Dans cet article je pars du postulat que la compétence est constituée de trois piliers indissociables : le savoir, le savoir-faire et le savoir-être. Donc pour être compétent en communication, il faut chercher à acquérir ces qualités qui sont toutes affectées, entre autres, par les contextes social, culturel, économique et historique.

Avant d’entrer dans le sujet, où en est la communication dans notre pays ? La réponse à cette question passe par un rappel historique. L’Algérie indépendante a choisi le modèle de gouvernance socialiste où la concurrence était quasi-inexistante et où la communication se limitait à des messages idéologiques centralisés.
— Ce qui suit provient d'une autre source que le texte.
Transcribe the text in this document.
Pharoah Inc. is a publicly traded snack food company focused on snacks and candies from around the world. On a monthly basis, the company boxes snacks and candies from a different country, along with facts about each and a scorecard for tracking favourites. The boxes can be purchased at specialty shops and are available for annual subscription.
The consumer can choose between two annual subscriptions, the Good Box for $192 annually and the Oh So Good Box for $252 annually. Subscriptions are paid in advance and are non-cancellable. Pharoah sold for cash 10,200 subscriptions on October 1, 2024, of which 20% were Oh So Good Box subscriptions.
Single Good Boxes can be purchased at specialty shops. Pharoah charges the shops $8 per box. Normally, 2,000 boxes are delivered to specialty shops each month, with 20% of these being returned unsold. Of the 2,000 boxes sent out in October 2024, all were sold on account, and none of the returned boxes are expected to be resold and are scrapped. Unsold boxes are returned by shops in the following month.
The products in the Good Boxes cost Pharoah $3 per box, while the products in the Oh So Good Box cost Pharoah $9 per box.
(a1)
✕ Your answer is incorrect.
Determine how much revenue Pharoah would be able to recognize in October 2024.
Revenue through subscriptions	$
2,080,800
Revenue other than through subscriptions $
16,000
Les seuls spots dont nous nous souvenons aujourd’hui, sont les spots de sensibilisation parmi lesquels ceux réalisés par le secteur de la santé. Le champ médiatique était verrouillé et ses composantes véhiculaient les mêmes messages dirigés. La nouvelle loi de l’information en 1990 apportât une ouverture et des perspectives de développement. Mais les résidus de la culture socialiste en matière de communication, persistent jusqu’à nos jours, surtout dans le secteur public.
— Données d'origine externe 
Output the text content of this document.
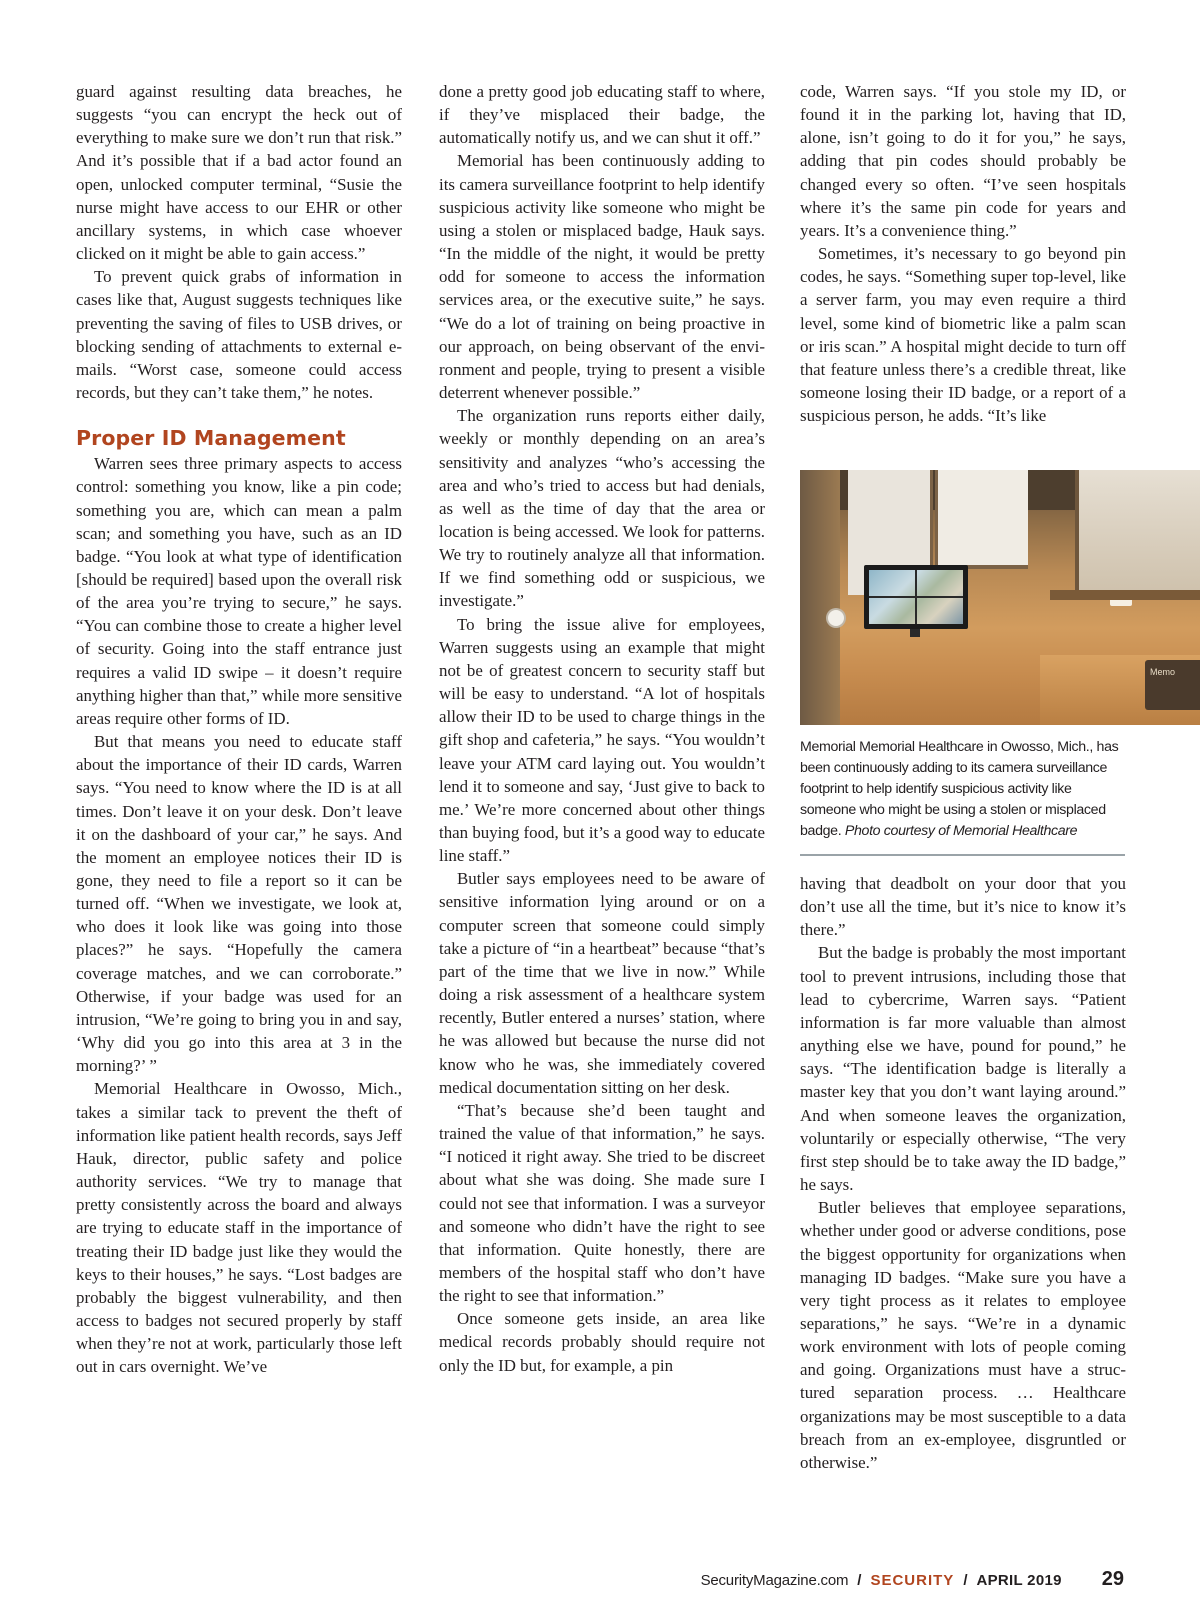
guard against resulting data breaches, he suggests “you can encrypt the heck out of everything to make sure we don’t run that risk.” And it’s possible that if a bad actor found an open, unlocked computer terminal, “Susie the nurse might have access to our EHR or other ancillary systems, in which case whoever clicked on it might be able to gain access.”

To prevent quick grabs of information in cases like that, August suggests techniques like preventing the saving of files to USB drives, or blocking sending of attachments to external e-mails. “Worst case, someone could access records, but they can’t take them,” he notes.

Proper ID Management

Warren sees three primary aspects to access control: something you know, like a pin code; something you are, which can mean a palm scan; and something you have, such as an ID badge. “You look at what type of identification [should be required] based upon the overall risk of the area you’re trying to secure,” he says. “You can combine those to create a higher level of security. Going into the staff entrance just requires a valid ID swipe – it doesn’t require anything higher than that,” while more sensitive areas require other forms of ID.

But that means you need to educate staff about the importance of their ID cards, Warren says. “You need to know where the ID is at all times. Don’t leave it on your desk. Don’t leave it on the dashboard of your car,” he says. And the moment an employee notices their ID is gone, they need to file a report so it can be turned off. “When we investigate, we look at, who does it look like was going into those places?” he says. “Hopefully the camera coverage matches, and we can corroborate.” Otherwise, if your badge was used for an intrusion, “We’re going to bring you in and say, ‘Why did you go into this area at 3 in the morning?’ ”

Memorial Healthcare in Owosso, Mich., takes a similar tack to prevent the theft of information like patient health records, says Jeff Hauk, director, public safety and police authority services. “We try to manage that pretty consistently across the board and always are trying to educate staff in the importance of treating their ID badge just like they would the keys to their houses,” he says. “Lost badges are probably the biggest vulnerability, and then access to badges not secured properly by staff when they’re not at work, particularly those left out in cars overnight. We’ve

done a pretty good job educating staff to where, if they’ve misplaced their badge, the automatically notify us, and we can shut it off.”

Memorial has been continuously adding to its camera surveillance footprint to help identify suspicious activity like someone who might be using a stolen or misplaced badge, Hauk says. “In the middle of the night, it would be pretty odd for someone to access the information services area, or the executive suite,” he says. “We do a lot of training on being proactive in our approach, on being observant of the environment and people, trying to present a visible deterrent whenever possible.”

The organization runs reports either daily, weekly or monthly depending on an area’s sensitivity and analyzes “who’s accessing the area and who’s tried to access but had denials, as well as the time of day that the area or location is being accessed. We look for patterns. We try to routinely analyze all that information. If we find something odd or suspicious, we investigate.”

To bring the issue alive for employees, Warren suggests using an example that might not be of greatest concern to security staff but will be easy to understand. “A lot of hospitals allow their ID to be used to charge things in the gift shop and cafeteria,” he says. “You wouldn’t leave your ATM card laying out. You wouldn’t lend it to someone and say, ‘Just give to back to me.’ We’re more concerned about other things than buying food, but it’s a good way to educate line staff.”

Butler says employees need to be aware of sensitive information lying around or on a computer screen that someone could simply take a picture of “in a heartbeat” because “that’s part of the time that we live in now.” While doing a risk assessment of a healthcare system recently, Butler entered a nurses’ station, where he was allowed but because the nurse did not know who he was, she immediately covered medical documentation sitting on her desk.

“That’s because she’d been taught and trained the value of that information,” he says. “I noticed it right away. She tried to be discreet about what she was doing. She made sure I could not see that information. I was a surveyor and someone who didn’t have the right to see that information. Quite honestly, there are members of the hospital staff who don’t have the right to see that information.”

Once someone gets inside, an area like medical records probably should require not only the ID but, for example, a pin

code, Warren says. “If you stole my ID, or found it in the parking lot, having that ID, alone, isn’t going to do it for you,” he says, adding that pin codes should probably be changed every so often. “I’ve seen hospitals where it’s the same pin code for years and years. It’s a convenience thing.”

Sometimes, it’s necessary to go beyond pin codes, he says. “Something super top-level, like a server farm, you may even require a third level, some kind of biometric like a palm scan or iris scan.” A hospital might decide to turn off that feature unless there’s a credible threat, like someone losing their ID badge, or a report of a suspicious person, he adds. “It’s like

Memo
Memorial Memorial Healthcare in Owosso, Mich., has been continuously adding to its camera surveillance footprint to help identify suspicious activity like someone who might be using a stolen or misplaced badge. Photo courtesy of Memorial Healthcare

having that deadbolt on your door that you don’t use all the time, but it’s nice to know it’s there.”

But the badge is probably the most important tool to prevent intrusions, including those that lead to cybercrime, Warren says. “Patient information is far more valuable than almost anything else we have, pound for pound,” he says. “The identification badge is literally a master key that you don’t want laying around.” And when someone leaves the organization, voluntarily or especially otherwise, “The very first step should be to take away the ID badge,” he says.

Butler believes that employee separations, whether under good or adverse conditions, pose the biggest opportunity for organizations when managing ID badges. “Make sure you have a very tight process as it relates to employee separations,” he says. “We’re in a dynamic work environment with lots of people coming and going. Organizations must have a structured separation process. … Healthcare organizations may be most susceptible to a data breach from an ex-employee, disgruntled or otherwise.”

SecurityMagazine.com / SECURITY / APRIL 2019 29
Après   le démantèlement de l’Union Soviétique et la dispersion du bloc socialiste dans le monde (à partir de 1989, fin de la guerre froide), l’Algérie à travers ses gouvernants de l’époque, a décidé d’aller vers une économie plus libérée, elle voulait du libéralisme mais n’a réussi qu’à engendrer une « économie de bazar » où l’Etat ne s’était pas préparé à jouer son rôle de régulation, et où les gestionnaires n’avaient pas « mis-à-jour » leurs mentalités. Tout cela durant toute une décennie d’atroces violences : la décennie noire. A la fin des années 90 et avec l’accession d’Abdelaziz Bouteflika au pouvoir, des efforts de communication considérables ont été déployés, d’abord pour rattraper le manque de légitimité de l’ancien président, qui rappelons-le, a dû se présenter seul aux élections de 1999 après le retrait de ses concurrents. Ensuite, pour promouvoir ses deux projets phares : la « Concorde Civile » et la « Réconciliation Nationale ». A la même période à peu près, le marché algérien connût la naissance des premières agences de communication sous leur forme actuelle, elles auraient dû exister dix ans avant, mais je pense que c’est la situation sécuritaire et ses conséquences économiques qui ont retardé cette évolution. En tout cas, le règne de Bouteflika avec les ressources financières exceptionnelles dont disposait le pays, a été marqué par une évolution publicitaire remarquable. En général, les agences ont appris à faire une publicité belle et rarement originale mais il leur reste à relever le défi de la maîtrise stratégique. La communication ne se fait pas à travers des actions ponctuelles qui donnent satisfaction à un annonceur mal informé ou à un créatif mal formé. La communication est une construction sur le long terme, qui nécessite vision et cohérence.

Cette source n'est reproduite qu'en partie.